La contestation de cette « restauration » par la majorité des institutions religieuses et politiques musulmanes n’a pas empêché les jihadistes de l’« État Islamique » de commettre et de continuer à commettre des actions criminelles indicibles.
Ce Conseil pontifical, tous ceux qui sont engagés dans le dialogue interreligieux, les adeptes de toutes les religions ainsi que les hommes et les femmes de bonne volonté, ne peuvent que dénoncer et condamner sans ambiguïté ces pratiques indignes de l’homme:
- le massacre de personnes pour le seul motif de leur appartenance religieuse ;
- la pratique exécrable de la décapitation, de la crucifixion et de la pendaison des cadavres dans les places publiques ;
- le choix imposé aux chrétiens et aux yézidis entre la conversion à l’islam, le paiement d’un tribut (jizya) ou l’exode ;
- l’expulsion forcée de dizaines de milliers de personnes, parmi lesquelles des enfants, des vieillards, des femmes enceintes et des malades ;
- l’enlèvement de jeunes filles et de femmes appartenant aux communautés yézidie et chrétienne comme butin de guerre (sabaya) ;
- l’imposition de la pratique barbare de l’infibulation ;
- la destruction des lieux de culte et des mausolées chrétiens et musulmans ;
- l’occupation forcée ou la désacralisation d’églises et de monastères ;
- la retrait des crucifix et d’autres symboles religieux chrétiens ainsi que ceux d’autres communautés religieuses ;
- la destruction du patrimoine religieux-culturel chrétien d’une valeur inestimable ;
- la violence abjecte dans le but de terroriser les personnes pour les obliger à se rendre ou à fuir.
Aucune cause ne saurait justifier une telle barbarie et certainement pas une religion. Il s’agit d’une offense d’une extrême gravité envers l’humanité et envers Dieu qui en est le Créateur, comme l’a souvent rappelé le Pape François.
On ne peut oublier pourtant que chrétiens et musulmans ont pu vivre ensemble - il est vrai avec des hauts et des bas - au long des siècles, construisant une culture de la convivialité et une civilisation dont ils sont fiers. C’est d’ailleurs sur cette base que, ces dernières années, le dialogue entre chrétiens et musulmans a continué et s’est approfondi.

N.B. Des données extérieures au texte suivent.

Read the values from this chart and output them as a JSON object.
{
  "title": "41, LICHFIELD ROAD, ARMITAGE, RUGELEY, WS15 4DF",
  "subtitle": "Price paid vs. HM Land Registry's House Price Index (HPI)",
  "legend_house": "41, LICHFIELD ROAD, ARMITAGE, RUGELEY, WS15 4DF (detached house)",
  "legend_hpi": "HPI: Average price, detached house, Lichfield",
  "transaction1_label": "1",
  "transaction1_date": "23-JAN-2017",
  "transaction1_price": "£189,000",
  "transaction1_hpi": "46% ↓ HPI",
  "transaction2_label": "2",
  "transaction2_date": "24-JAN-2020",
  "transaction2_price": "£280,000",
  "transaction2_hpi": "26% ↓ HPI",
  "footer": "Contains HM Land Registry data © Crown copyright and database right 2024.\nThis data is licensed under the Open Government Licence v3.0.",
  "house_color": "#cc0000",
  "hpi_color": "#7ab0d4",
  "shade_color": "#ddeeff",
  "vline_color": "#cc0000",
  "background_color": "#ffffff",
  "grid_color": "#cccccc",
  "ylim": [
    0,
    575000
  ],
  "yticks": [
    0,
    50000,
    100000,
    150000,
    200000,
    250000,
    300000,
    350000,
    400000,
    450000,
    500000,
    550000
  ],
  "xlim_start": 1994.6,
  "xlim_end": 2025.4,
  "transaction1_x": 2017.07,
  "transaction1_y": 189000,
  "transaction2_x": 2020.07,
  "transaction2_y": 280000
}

La situation dramatique des chrétiens, des yézidis et d’autres communautés religieuses et ethniques numériquement minoritaires en Irak exige une prise de position claire et courageuse de la part des responsables religieux, surtout musulmans, des personnes engagées dans le dialogue interreligieux et de toutes les personnes de bonne volonté. Tous doivent être unanimes dans la condamnation sans aucune ambiguïté de ces crimes et dénoncer l’invocation de la religion pour les justifier. Autrement quelle crédibilité auront les religions, leurs adeptes et leurs chefs ? Quelle crédibilité pourrait avoir encore le dialogue interreligieux patiemment poursuivi ces dernières années ?
Les responsables religieux sont aussi appelés à exercer leur influence auprès des gouvernants pour la cessation de ces crimes, la punition de ceux qui les commettent et le rétablissement d’un état de droit sur tout le territoire, tout en assurant le retour des expulsés chez eux. En rappelant la nécessité d’une éthique dans la gestion des sociétés humaines, ces mêmes chefs religieux ne manqueront pas de souligner que le soutien, le financement et l’armement du terrorisme est moralement condamnable.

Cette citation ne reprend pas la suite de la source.